Realizada na unidade prisional feminina de Cáceres, a ação buscou ouvir as demandas das reeducandas, prestar esclarecimentos sobre o andamento dos processos judiciais e avaliar as condições do sistema carcerário local. Com isso, estabeleceu-se um canal direto de diálogo entre as instituições envolvidas e as mulheres privadas de liberdade.
Além de garantir o acompanhamento processual e o acesso à informação, o mutirão permitiu identificar necessidades estruturais e jurídicas das internas. Essas ações colaboram para o fortalecimento da cidadania e a efetivação dos direitos assegurados às pessoas privadas de liberdade, promovendo um ambiente prisional mais humanizado.

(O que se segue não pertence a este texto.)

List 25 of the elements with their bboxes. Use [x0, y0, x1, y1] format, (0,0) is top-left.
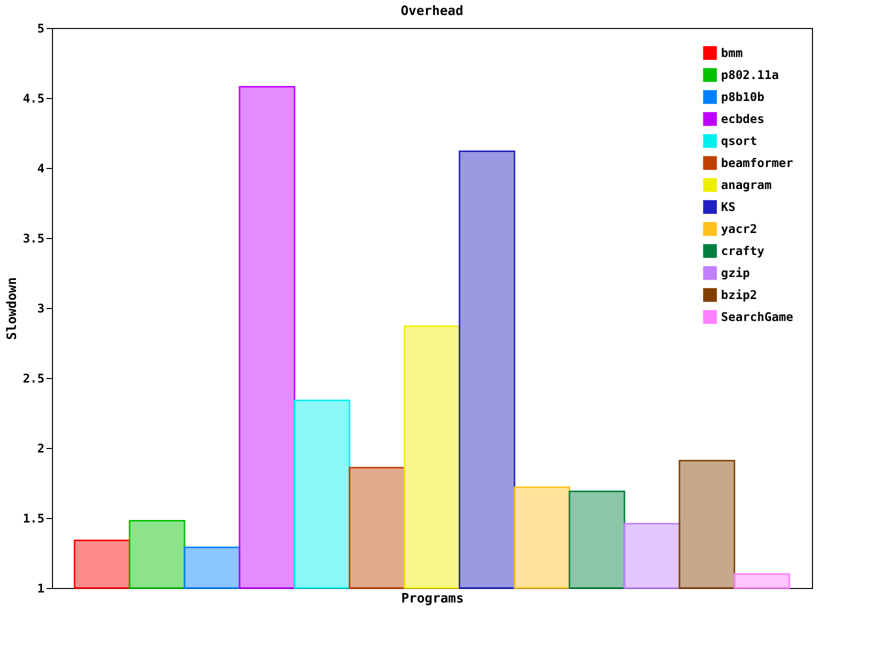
- legend-label: anagram: [721, 178, 772, 192]
- y-tick-label: 1.5: [22, 512, 44, 526]
- legend-label: p8b10b: [721, 90, 764, 104]
- y-tick-label: 5: [37, 22, 44, 36]
- y-tick-label: 1: [37, 582, 44, 596]
- legend-label: bzip2: [721, 288, 758, 302]
- y-tick-label: 2: [37, 442, 44, 456]
- legend-label: bmm: [721, 46, 743, 60]
- y-tick-label: 4.5: [22, 92, 44, 106]
- legend-label: SearchGame: [721, 310, 794, 324]
- legend-label: yacr2: [721, 222, 758, 236]
- legend-label: beamformer: [721, 156, 794, 170]
- y-tick-label: 3.5: [22, 232, 44, 246]
- legend-label: gzip: [721, 266, 750, 280]
- x-axis-title: Programs: [401, 592, 464, 606]
- legend-label: KS: [721, 200, 736, 214]
- legend-label: qsort: [721, 134, 758, 148]
- y-tick-label: 2.5: [22, 372, 44, 386]
- legend-label: crafty: [721, 244, 764, 258]
- legend-label: ecbdes: [721, 112, 764, 126]
- y-tick-label: 4: [37, 162, 44, 176]
- y-tick-label: 3: [37, 302, 44, 316]
- chart-title: Overhead: [400, 4, 464, 19]
- y-axis-title: Slowdown: [4, 277, 20, 340]
- legend-label: p802.11a: [721, 68, 779, 82]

O mutirão reforça o compromisso com uma execução penal transparente e alinhada aos princípios da dignidade da pessoa humana.
O esforço conjunto entre o Poder Judiciário, a Ordem dos Advogados do Brasil e os órgãos integrantes do sistema de justiça visa construir um ambiente prisional mais justo, inclusivo e comprometido com a ressocialização das reeducandas durante o cumprimento de suas penas.
Essa iniciativa integra ações permanentes da Secretaria de Estado de Justiça de Mato Grosso para promover a humanização e o respeito aos direitos no sistema penitenciário. O Mutirão Voz Intramuros demonstra a importância da cooperação interinstitucional para atender às demandas da população carcerária e garantir orientações e atendimento qualificado.
As instituições envolvidas reforçam que o diálogo e o atendimento direto são fundamentais para a construção de políticas públicas eficazes no sistema prisional.
A continuidade de ações como esta é fundamental para aprimorar a execução penal, assegurando condições dignas e a proteção dos direitos das pessoas privadas de liberdade no estado.